Purifying Shampoo: Investigating Shampoo's Heuristics by Decomposing its Preconditioner
This work addresses algorithmic complexity and lack of theoretical justification in optimization methods for neural networks, offering incremental improvements to Kronecker-factorization-based training.
The paper tackles the reliance of the Shampoo optimization algorithm on heuristics like learning rate grafting and stale preconditioning by decomposing its preconditioner, showing that correcting eigenvalues eliminates the need for grafting and proposing an adaptive criterion for eigenbasis updates to reduce error.

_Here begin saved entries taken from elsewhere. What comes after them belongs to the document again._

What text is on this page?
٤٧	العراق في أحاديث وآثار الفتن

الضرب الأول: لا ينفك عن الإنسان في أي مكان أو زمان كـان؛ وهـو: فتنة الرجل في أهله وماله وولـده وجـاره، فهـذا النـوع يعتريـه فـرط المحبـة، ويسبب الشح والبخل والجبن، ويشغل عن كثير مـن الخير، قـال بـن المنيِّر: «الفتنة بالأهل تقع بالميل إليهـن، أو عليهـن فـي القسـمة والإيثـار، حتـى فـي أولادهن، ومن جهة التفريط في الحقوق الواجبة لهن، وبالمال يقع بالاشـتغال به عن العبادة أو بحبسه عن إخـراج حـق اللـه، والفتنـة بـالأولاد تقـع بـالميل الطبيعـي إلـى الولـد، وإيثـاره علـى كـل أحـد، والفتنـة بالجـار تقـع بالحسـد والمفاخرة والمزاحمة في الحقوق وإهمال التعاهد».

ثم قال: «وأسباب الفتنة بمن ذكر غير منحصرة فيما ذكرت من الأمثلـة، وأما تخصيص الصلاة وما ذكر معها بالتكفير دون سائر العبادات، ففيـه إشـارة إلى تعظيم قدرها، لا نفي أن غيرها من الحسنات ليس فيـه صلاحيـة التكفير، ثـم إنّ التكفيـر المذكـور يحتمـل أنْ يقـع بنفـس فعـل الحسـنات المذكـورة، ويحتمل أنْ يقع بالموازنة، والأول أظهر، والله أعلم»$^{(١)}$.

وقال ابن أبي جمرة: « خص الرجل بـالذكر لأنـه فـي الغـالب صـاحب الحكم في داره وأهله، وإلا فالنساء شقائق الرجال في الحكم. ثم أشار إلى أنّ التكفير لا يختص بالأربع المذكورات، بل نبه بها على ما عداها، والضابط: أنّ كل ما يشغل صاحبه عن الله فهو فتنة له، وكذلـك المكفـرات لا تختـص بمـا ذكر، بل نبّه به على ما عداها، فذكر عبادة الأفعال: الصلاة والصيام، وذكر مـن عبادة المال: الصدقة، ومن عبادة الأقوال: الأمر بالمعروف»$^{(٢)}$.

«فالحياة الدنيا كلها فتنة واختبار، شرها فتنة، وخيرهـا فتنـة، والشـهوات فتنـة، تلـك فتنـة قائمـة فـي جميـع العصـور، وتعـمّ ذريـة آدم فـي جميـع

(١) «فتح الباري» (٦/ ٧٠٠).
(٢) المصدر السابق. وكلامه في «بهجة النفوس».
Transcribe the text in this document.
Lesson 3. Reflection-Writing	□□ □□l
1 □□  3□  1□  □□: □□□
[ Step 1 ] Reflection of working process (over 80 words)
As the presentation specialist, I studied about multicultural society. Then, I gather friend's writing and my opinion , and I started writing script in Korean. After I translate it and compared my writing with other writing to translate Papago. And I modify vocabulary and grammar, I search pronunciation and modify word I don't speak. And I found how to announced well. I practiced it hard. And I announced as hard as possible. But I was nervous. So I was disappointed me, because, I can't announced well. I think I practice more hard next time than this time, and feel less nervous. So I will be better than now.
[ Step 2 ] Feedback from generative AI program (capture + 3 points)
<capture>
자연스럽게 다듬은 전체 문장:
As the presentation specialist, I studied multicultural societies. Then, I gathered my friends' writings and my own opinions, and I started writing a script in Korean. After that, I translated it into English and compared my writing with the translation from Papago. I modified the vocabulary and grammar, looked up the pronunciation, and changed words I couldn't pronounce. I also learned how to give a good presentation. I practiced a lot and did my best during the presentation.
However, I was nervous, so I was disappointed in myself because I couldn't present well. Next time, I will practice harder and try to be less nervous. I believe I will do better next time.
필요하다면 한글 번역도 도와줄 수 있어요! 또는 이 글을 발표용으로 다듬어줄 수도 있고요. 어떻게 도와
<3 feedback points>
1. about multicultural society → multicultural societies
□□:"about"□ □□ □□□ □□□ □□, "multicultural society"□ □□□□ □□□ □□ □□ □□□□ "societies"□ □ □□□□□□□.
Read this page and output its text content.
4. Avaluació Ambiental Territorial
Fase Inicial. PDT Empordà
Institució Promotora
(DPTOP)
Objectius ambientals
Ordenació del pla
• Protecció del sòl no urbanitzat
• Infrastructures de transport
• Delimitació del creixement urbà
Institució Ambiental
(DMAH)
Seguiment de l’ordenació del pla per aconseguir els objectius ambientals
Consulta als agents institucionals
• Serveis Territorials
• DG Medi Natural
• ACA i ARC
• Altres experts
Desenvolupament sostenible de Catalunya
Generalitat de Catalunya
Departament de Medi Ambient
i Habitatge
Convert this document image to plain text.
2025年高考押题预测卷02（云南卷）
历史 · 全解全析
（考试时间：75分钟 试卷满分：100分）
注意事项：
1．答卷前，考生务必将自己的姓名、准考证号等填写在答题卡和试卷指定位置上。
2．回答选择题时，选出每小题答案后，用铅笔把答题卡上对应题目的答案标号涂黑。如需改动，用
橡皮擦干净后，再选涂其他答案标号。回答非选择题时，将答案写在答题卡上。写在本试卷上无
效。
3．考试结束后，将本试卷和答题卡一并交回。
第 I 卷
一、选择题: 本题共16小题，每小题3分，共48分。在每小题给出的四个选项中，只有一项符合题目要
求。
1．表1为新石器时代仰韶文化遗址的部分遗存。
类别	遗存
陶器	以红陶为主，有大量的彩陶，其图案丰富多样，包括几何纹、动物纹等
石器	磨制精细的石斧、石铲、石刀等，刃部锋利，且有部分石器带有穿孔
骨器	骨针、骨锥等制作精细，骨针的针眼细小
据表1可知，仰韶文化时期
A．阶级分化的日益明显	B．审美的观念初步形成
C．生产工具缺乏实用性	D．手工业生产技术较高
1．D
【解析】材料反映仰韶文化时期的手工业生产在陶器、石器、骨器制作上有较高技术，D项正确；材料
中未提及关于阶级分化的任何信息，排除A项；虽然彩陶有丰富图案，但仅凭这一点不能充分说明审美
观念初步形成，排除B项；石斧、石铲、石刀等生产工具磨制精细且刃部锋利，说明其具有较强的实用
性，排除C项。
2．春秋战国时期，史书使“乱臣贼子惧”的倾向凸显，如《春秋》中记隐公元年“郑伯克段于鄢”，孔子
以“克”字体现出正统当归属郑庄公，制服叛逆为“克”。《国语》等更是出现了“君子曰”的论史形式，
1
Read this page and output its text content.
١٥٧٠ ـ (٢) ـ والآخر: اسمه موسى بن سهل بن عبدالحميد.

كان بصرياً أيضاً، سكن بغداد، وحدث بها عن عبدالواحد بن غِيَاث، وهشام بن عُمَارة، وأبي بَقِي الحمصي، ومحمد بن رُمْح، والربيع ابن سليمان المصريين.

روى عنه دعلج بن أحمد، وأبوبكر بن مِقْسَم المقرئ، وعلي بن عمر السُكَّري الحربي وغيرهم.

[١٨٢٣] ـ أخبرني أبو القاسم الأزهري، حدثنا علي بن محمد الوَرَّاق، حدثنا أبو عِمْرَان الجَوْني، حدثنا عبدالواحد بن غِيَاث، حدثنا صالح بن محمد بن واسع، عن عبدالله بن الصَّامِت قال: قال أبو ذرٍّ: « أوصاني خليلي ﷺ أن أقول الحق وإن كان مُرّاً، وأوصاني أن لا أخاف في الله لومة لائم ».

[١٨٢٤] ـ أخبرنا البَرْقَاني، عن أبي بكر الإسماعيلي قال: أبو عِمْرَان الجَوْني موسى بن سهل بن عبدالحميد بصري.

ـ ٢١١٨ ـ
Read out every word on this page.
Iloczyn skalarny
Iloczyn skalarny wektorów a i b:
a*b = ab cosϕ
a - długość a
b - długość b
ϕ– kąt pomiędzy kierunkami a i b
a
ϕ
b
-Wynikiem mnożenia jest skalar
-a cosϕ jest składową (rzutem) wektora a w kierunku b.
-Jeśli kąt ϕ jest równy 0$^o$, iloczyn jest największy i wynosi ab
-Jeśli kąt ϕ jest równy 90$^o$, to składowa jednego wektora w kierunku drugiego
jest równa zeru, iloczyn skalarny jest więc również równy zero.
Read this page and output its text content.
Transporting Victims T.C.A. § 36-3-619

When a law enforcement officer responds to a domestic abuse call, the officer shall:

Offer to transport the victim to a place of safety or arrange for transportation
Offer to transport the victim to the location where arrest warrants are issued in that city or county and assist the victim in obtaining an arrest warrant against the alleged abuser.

The recent success of Shampoo in the AlgoPerf contest has sparked renewed interest in Kronecker-factorization-based optimization algorithms for training neural networks. Despite its success, Shampoo relies heavily on several heuristics such as learning rate grafting and stale preconditioning to achieve performance at-scale. These heuristics increase algorithmic complexity, necessitate further hyperparameter tuning, and lack theoretical justification. This paper investigates these heuristics from the angle of Frobenius norm approximation to full-matrix Adam and decouples the preconditioner's eigenvalues and eigenbasis updates. We show that grafting from Adam mitigates the staleness and mis-scaling of the preconditioner's eigenvalues and how correcting the eigenvalues directly eliminates the need for learning rate grafting. To manage the error induced by infrequent eigenbasis computations, we propose an adaptive criterion for determining the eigenbasis computation frequency motivated by terminating a warm-started QR algorithm. This criterion decouples the update frequency of different preconditioner matrices and enables us to investigate the impact of approximation error on convergence. These practical techniques offer a principled angle towards removing Shampoo's heuristics and developing improved Kronecker-factorization-based training algorithms.